Le Khaleej Times, le plus vieux quotidien en langue anglaise à Dubaï, a une grande expérience de l’impression hybride : dans sa nouvelle imprimerie, trois des sept tours d’impression ont été équipées de sécheurs à air chaud. Les machines tournent à plein régime et sortent jusqu’à quatre produits préimprimés par jour pour satisfaire la forte demande.

Heinz Anneler est directeur général (technique) chez Galadari Printing & Publishing, la société qui édite le Khaleej Times (80 000 exemplaires) à Dubaï. Lorsqu’il y a cinq ans la société a érigé sa nouvelle imprimerie, on a fait appel à ses compétences techniques et l’a chargé de la direction du projet. Malheureusement, regrette-t-il, les travaux de planification étaient déjà pratiquement achevés et, sur certains points importants comme le dimensionnement de l’imprimerie, les décisions prises étaient irréversibles. Le résultat est qu’aujourd’hui, quatre ans à peine après sa mise en service, l’installation d’impression est exploitée au maximum de ses capacités depuis longtemps déjà et qu’une extension des capacités de production semble inéluctable (adjonction vraisemblable de deux tours d’impression, la place disponible ne permettant pas d’en installer davantage). « À l’époque, on n’a tout simplement pas suffisamment anticipé l’avenir », dénonce Heinz Anneler, « nous en faisons les frais maintenant ».

Outre le quotidien imprimé complètement en quadrichromie, ce centre produit les magazines City Times-Sports (tous les jours), Motoring (deux fois par semaine) et Weekend (le vendredi) ainsi que plusieurs suppléments – tous contiennent des pages imprimées en heatset – et les encarte dans le journal. Seuls deux suppléments de petites annonces sont imprimés à 100 % sur du papier journal.

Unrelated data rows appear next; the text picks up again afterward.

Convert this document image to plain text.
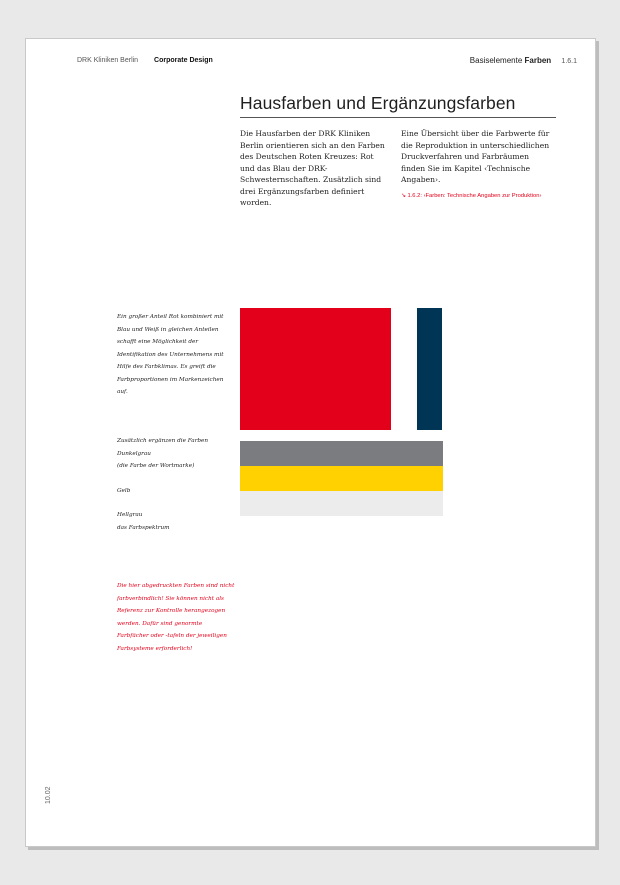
DRK Kliniken Berlin Corporate Design	Basiselemente Farben 1.6.1
Hausfarben und Ergänzungsfarben
Die Hausfarben der DRK Kliniken Berlin orientieren sich an den Farben des Deutschen Roten Kreuzes: Rot und das Blau der DRK-Schwesternschaften. Zusätzlich sind drei Ergänzungsfarben definiert worden.
Eine Übersicht über die Farbwerte für die Reproduktion in unterschiedlichen Druckverfahren und Farbräumen finden Sie im Kapitel ‹Technische Angaben›.
↘ 1.6.2: ‹Farben: Technische Angaben zur Produktion›
Ein großer Anteil Rot kombiniert mit Blau und Weiß in gleichen Anteilen schafft eine Möglichkeit der Identifikation des Unternehmens mit Hilfe des Farbklimas. Es greift die Farbproportionen im Markenzeichen auf.
Zusätzlich ergänzen die Farben
Dunkelgrau
(die Farbe der Wortmarke)
Gelb
Hellgrau
das Farbspektrum
Die hier abgedruckten Farben sind nicht farbverbindlich! Sie können nicht als Referenz zur Kontrolle herangezogen werden. Dafür sind genormte Farbfächer oder -tafeln der jeweiligen Farbsysteme erforderlich!
10.02
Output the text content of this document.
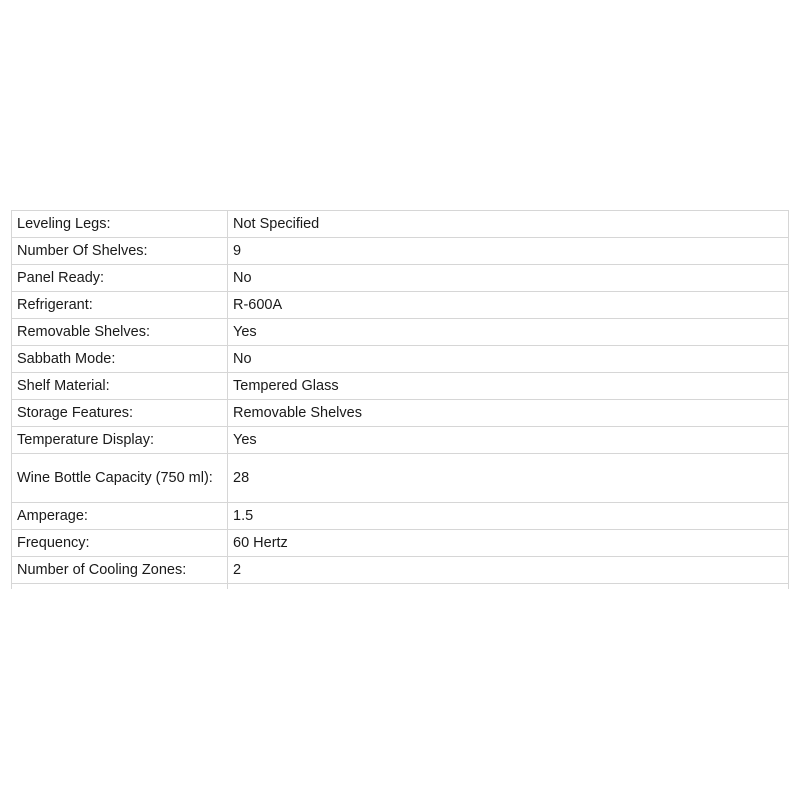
Leveling Legs:	Not Specified
Number Of Shelves:	9
Panel Ready:	No
Refrigerant:	R-600A
Removable Shelves:	Yes
Sabbath Mode:	No
Shelf Material:	Tempered Glass
Storage Features:	Removable Shelves
Temperature Display:	Yes
Wine Bottle Capacity (750 ml):	28
Amperage:	1.5
Frequency:	60 Hertz
Number of Cooling Zones:	2
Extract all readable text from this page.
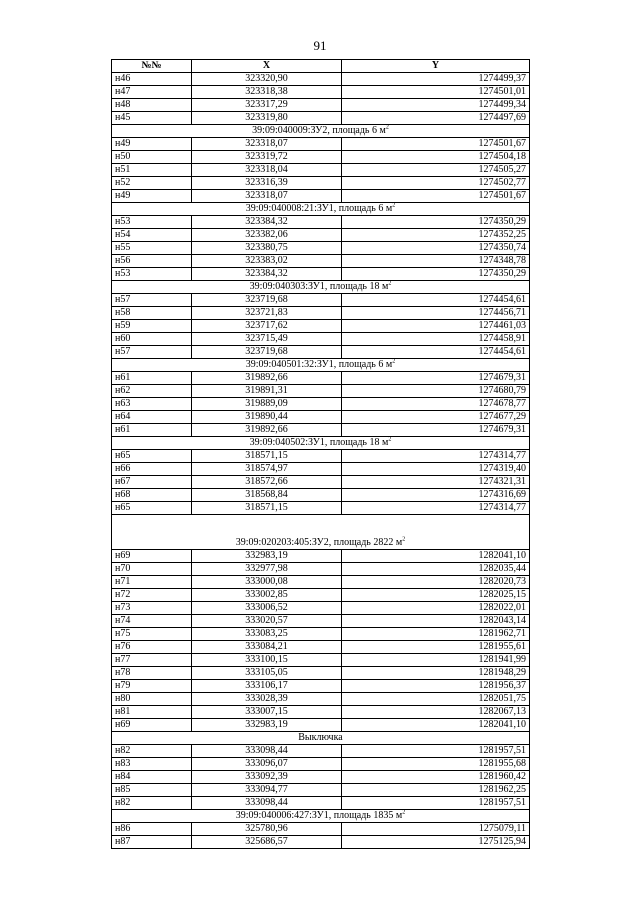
91
№№	X	Y
н46	323320,90	1274499,37
н47	323318,38	1274501,01
н48	323317,29	1274499,34
н45	323319,80	1274497,69
39:09:040009:ЗУ2, площадь 6 $м^2$
н49	323318,07	1274501,67
н50	323319,72	1274504,18
н51	323318,04	1274505,27
н52	323316,39	1274502,77
н49	323318,07	1274501,67
39:09:040008:21:ЗУ1, площадь 6 $м^2$
н53	323384,32	1274350,29
н54	323382,06	1274352,25
н55	323380,75	1274350,74
н56	323383,02	1274348,78
н53	323384,32	1274350,29
39:09:040303:ЗУ1, площадь 18 $м^2$
н57	323719,68	1274454,61
н58	323721,83	1274456,71
н59	323717,62	1274461,03
н60	323715,49	1274458,91
н57	323719,68	1274454,61
39:09:040501:32:ЗУ1, площадь 6 $м^2$
н61	319892,66	1274679,31
н62	319891,31	1274680,79
н63	319889,09	1274678,77
н64	319890,44	1274677,29
н61	319892,66	1274679,31
39:09:040502:ЗУ1, площадь 18 $м^2$
н65	318571,15	1274314,77
н66	318574,97	1274319,40
н67	318572,66	1274321,31
н68	318568,84	1274316,69
н65	318571,15	1274314,77
39:09:020203:405:ЗУ2, площадь 2822 $м^2$
н69	332983,19	1282041,10
н70	332977,98	1282035,44
н71	333000,08	1282020,73
н72	333002,85	1282025,15
н73	333006,52	1282022,01
н74	333020,57	1282043,14
н75	333083,25	1281962,71
н76	333084,21	1281955,61
н77	333100,15	1281941,99
н78	333105,05	1281948,29
н79	333106,17	1281956,37
н80	333028,39	1282051,75
н81	333007,15	1282067,13
н69	332983,19	1282041,10
Выключка		
н82	333098,44	1281957,51
н83	333096,07	1281955,68
н84	333092,39	1281960,42
н85	333094,77	1281962,25
н82	333098,44	1281957,51
39:09:040006:427:ЗУ1, площадь 1835 $м^2$
н86	325780,96	1275079,11
н87	325686,57	1275125,94
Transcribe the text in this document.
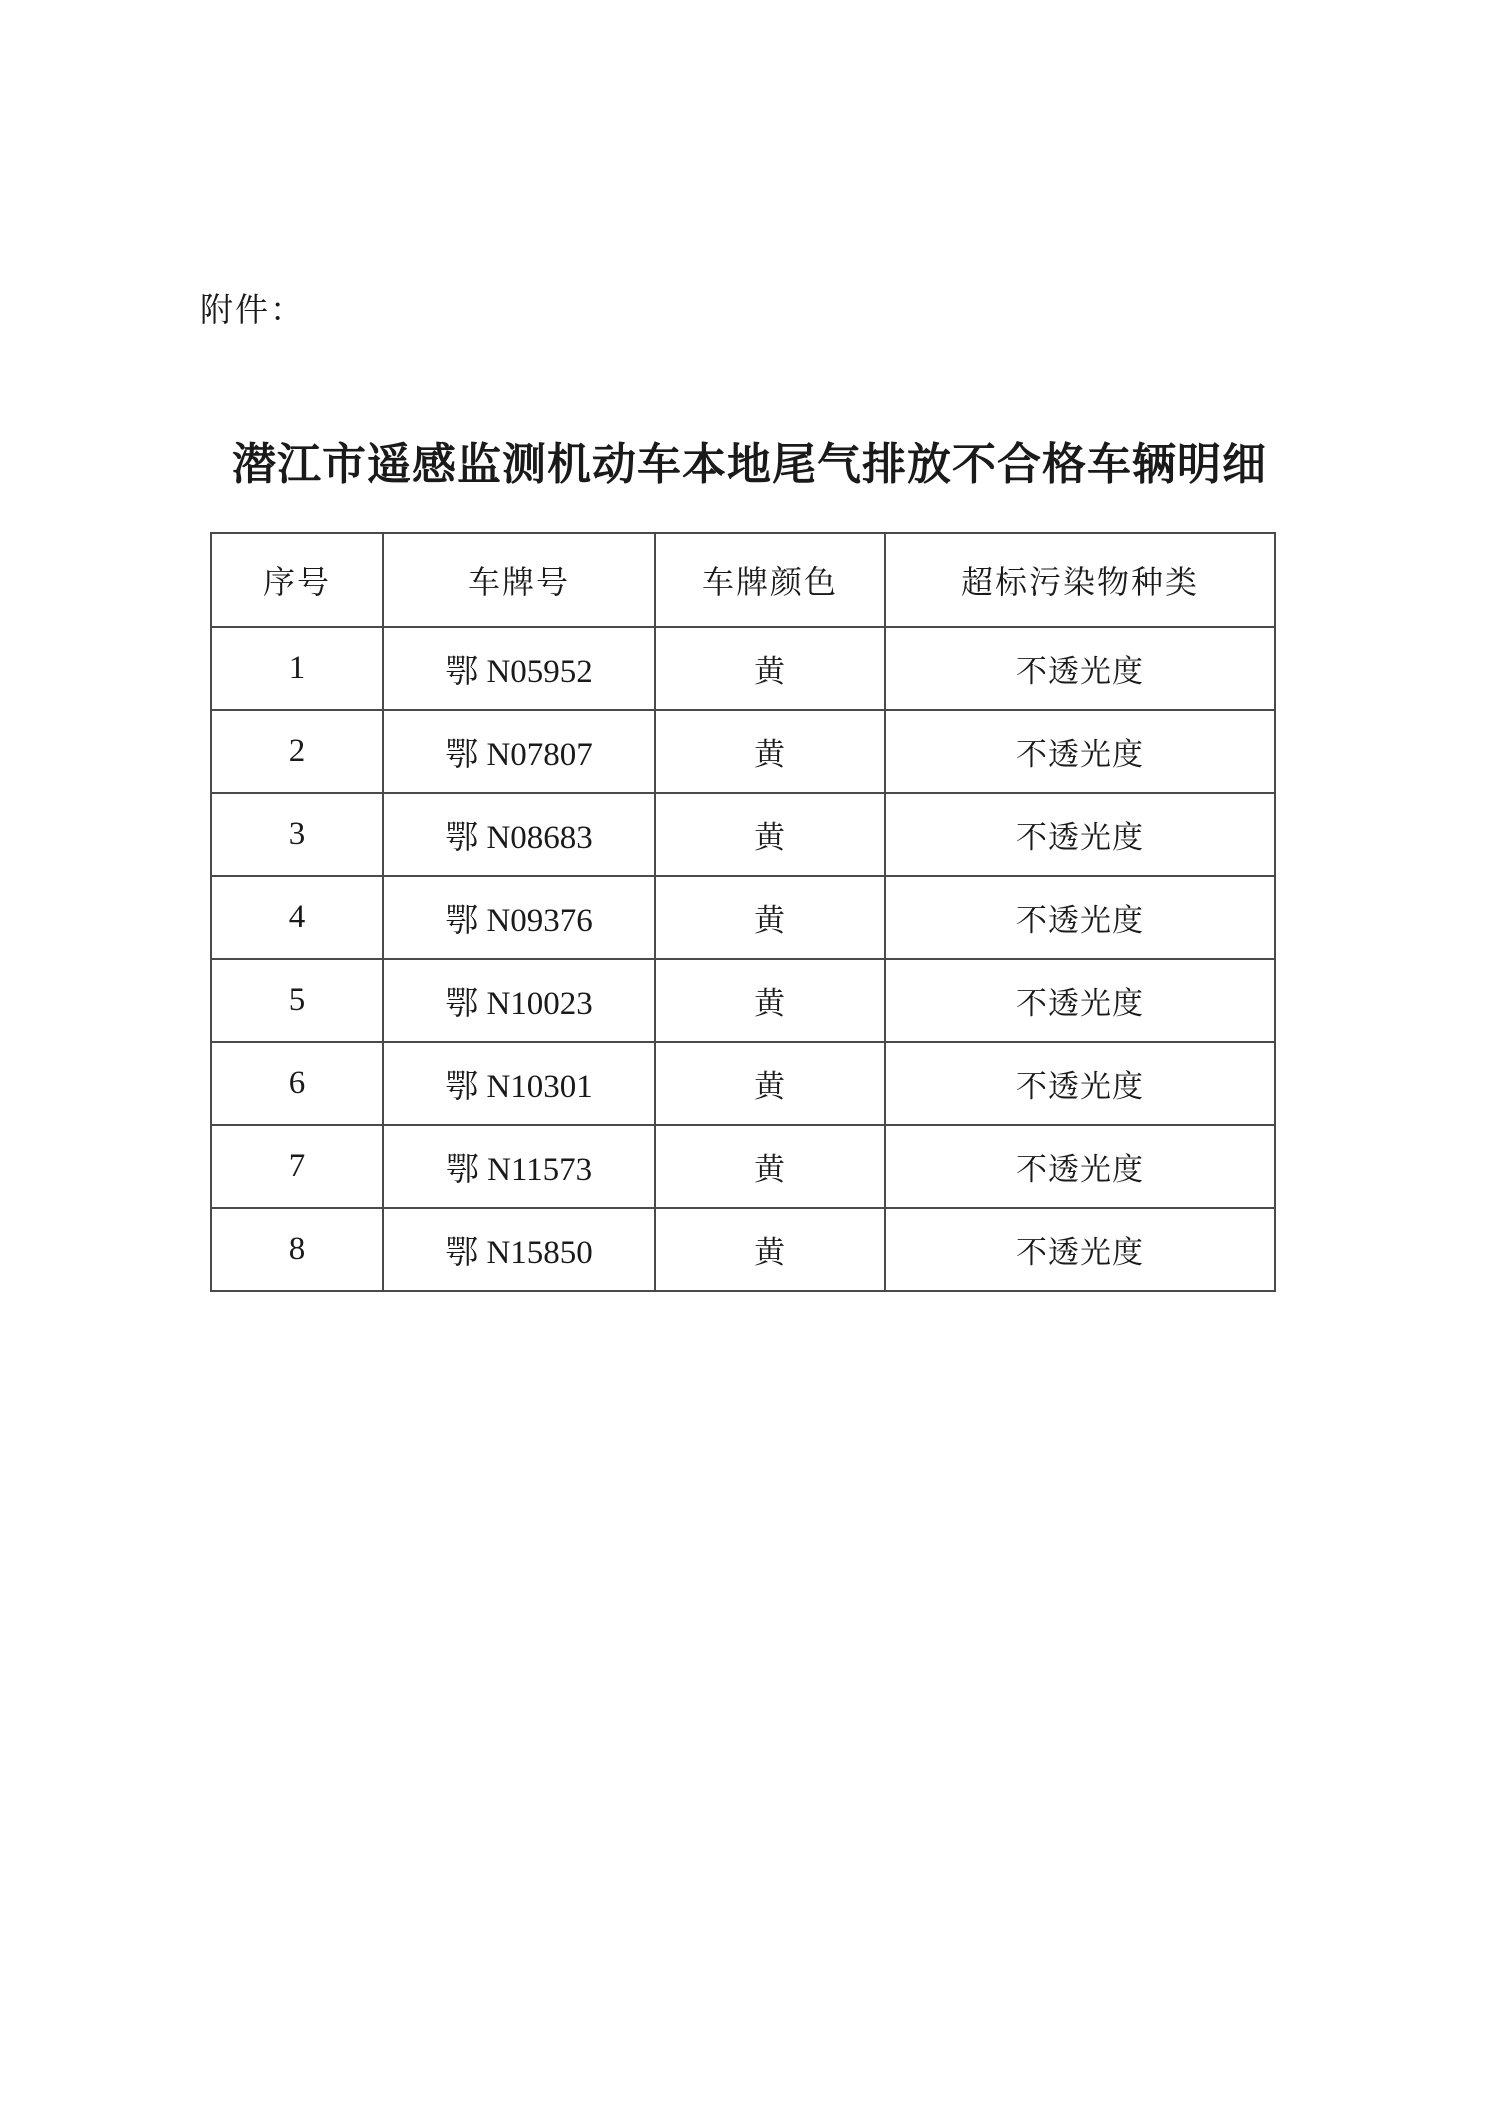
附件：
潜江市遥感监测机动车本地尾气排放不合格车辆明细
序号	车牌号	车牌颜色	超标污染物种类
1	鄂 N05952	黄	不透光度
2	鄂 N07807	黄	不透光度
3	鄂 N08683	黄	不透光度
4	鄂 N09376	黄	不透光度
5	鄂 N10023	黄	不透光度
6	鄂 N10301	黄	不透光度
7	鄂 N11573	黄	不透光度
8	鄂 N15850	黄	不透光度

Pour le moment, l’encartage des produits préimprimés (quatre au maximum) et des suppléments est entièrement manuel. Jusqu’à 200 personnes s’en occupent dans la salle d’expédition. Si tout se passe comme le souhaite le chef de la production, cette situation devrait prendre fin « l’année prochaine » avec l’installation d’une salle d’expédition entièrement automatique et dotée de tambours d’encartage.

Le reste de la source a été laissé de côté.